Moreover, at the beginning of "partial mobilization" HIV in the stage of primary manifestations (stages 1, 2 A, 2 B, 3) was not a reason for exemption from conscription. Only in the spring of 2023, six months after the start of mobilization, the General Staff and the leadership of the Ministry of Defense of the Russian Federation, according to the telegram channel "Military Lawyers", extended the restriction to people with HIV, tuberculosis and hepatitis B and C, who have category B.
From the very beginning of the mobilization, HIV-positive Russians received summons and continue to receive until now. “My brother is 38 years old. HIV+. The military commissar in a telephone conversation simply said, “What difference does it make where you die?”, ”lawyer Pavel Chikov quoted the appeals of citizens. According to him, one of the HIV+ interlocutors of Verstka received a summons in September 2022, being a patient of a rehabilitation center for drug addicts in the Urals, writes Verstka.
“I thought the procedure would be like this: I will come to the military registration and enlistment office, show this certificate, and I won’t have to go anywhere else. But at the military registration and enlistment office they told me to come with things immediately to the collection point, ”said the interlocutor. - I arrived, there was a crowd of women who asked me for a military ID. Nobody asked about my health at all: I have arms and legs - I’m good. ”
One of the volunteers, a retired captain named Alexander, told the publication that no one asked him about the diagnosis either, although he had been diagnosed with HIV since 2017. The infectious disease specialist at the AIDS center told him to get tested for viral load and immune status. It turned out that Alexander is in excellent physical shape. He was given therapy for six months in advance, after which he went to the front.

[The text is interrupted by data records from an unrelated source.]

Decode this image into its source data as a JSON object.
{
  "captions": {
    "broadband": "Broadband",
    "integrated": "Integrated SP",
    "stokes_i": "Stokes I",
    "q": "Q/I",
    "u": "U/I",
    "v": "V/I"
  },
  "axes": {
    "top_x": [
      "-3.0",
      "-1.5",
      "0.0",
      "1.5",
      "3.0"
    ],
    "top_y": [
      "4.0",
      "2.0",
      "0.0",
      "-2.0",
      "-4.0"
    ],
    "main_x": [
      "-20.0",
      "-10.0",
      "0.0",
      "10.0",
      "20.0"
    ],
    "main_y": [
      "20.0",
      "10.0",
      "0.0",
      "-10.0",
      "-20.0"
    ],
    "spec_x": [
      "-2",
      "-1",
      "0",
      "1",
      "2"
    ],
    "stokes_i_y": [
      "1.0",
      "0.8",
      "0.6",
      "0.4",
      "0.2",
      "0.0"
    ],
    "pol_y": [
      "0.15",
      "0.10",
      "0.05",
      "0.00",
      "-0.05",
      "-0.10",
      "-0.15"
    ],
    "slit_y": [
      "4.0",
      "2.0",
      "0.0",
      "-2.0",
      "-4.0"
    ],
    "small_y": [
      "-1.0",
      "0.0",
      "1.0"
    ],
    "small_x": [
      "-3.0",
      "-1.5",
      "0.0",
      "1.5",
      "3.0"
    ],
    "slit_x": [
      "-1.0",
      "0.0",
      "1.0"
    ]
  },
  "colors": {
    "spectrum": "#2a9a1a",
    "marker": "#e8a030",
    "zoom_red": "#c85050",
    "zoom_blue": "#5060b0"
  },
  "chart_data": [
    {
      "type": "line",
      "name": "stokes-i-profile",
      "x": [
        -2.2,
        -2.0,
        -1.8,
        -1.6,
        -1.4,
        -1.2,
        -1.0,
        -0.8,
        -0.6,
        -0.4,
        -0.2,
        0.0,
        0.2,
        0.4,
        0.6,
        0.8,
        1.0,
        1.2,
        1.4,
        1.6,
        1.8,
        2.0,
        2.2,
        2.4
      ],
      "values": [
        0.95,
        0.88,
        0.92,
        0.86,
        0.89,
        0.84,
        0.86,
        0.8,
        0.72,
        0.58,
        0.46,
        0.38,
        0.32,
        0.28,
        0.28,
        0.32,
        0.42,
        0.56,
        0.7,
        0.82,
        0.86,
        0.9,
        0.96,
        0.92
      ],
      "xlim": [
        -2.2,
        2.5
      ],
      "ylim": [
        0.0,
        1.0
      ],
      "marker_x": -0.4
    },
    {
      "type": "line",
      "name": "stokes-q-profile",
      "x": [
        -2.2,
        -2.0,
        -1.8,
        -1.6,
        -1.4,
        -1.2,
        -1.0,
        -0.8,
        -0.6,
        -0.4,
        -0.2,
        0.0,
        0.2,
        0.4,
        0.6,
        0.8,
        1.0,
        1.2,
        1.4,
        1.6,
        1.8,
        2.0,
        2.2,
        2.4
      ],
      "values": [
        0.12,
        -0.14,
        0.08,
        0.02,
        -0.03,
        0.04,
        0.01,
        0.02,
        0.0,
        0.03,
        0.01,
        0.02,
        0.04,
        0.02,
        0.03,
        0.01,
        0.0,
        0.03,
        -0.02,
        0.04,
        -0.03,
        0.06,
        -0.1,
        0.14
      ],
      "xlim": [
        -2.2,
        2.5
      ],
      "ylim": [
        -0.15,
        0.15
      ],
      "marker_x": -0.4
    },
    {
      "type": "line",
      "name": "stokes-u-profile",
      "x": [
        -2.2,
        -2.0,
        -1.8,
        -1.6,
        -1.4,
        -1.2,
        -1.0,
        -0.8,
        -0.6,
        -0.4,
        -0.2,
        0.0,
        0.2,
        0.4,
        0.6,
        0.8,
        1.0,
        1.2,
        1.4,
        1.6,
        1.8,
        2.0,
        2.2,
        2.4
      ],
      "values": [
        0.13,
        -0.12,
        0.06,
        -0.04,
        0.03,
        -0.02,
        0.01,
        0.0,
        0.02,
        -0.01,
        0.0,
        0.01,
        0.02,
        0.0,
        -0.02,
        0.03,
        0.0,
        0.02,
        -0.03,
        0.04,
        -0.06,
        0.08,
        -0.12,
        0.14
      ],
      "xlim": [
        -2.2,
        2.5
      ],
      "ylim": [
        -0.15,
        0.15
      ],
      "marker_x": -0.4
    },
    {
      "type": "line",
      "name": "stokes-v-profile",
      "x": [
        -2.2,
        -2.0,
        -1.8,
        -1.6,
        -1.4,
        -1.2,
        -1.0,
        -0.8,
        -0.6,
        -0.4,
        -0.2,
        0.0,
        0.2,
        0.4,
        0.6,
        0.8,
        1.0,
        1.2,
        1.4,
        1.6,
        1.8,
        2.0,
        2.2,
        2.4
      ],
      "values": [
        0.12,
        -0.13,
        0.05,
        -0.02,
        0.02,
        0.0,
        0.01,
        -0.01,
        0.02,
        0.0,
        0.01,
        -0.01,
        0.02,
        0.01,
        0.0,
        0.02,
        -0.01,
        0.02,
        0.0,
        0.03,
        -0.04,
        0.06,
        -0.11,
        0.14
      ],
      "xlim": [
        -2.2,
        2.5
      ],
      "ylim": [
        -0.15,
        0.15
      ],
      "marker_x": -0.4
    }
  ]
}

“Pills discipline well. Every morning at 8:30 I had breakfast and a pill. One a day. Near Kherson we were fighting with dill. I was in command more, I didn’t lie in the trenches: I put people on four points, then I did the rotation. There was plenty of free time."
Alexander did not tell any of his colleagues that he had HIV. Whether there were other HIV-positive among his subordinates - he does not know, - writes "Layout".
Alexander did not tell any of his colleagues that he had HIV.
A psychologist from one of the AIDS Centers in the Urals also talks about HIV-positive people participating in hostilities. According to him, military personnel have long ceased to be transferred to the reserve if they were suddenly diagnosed with HIV.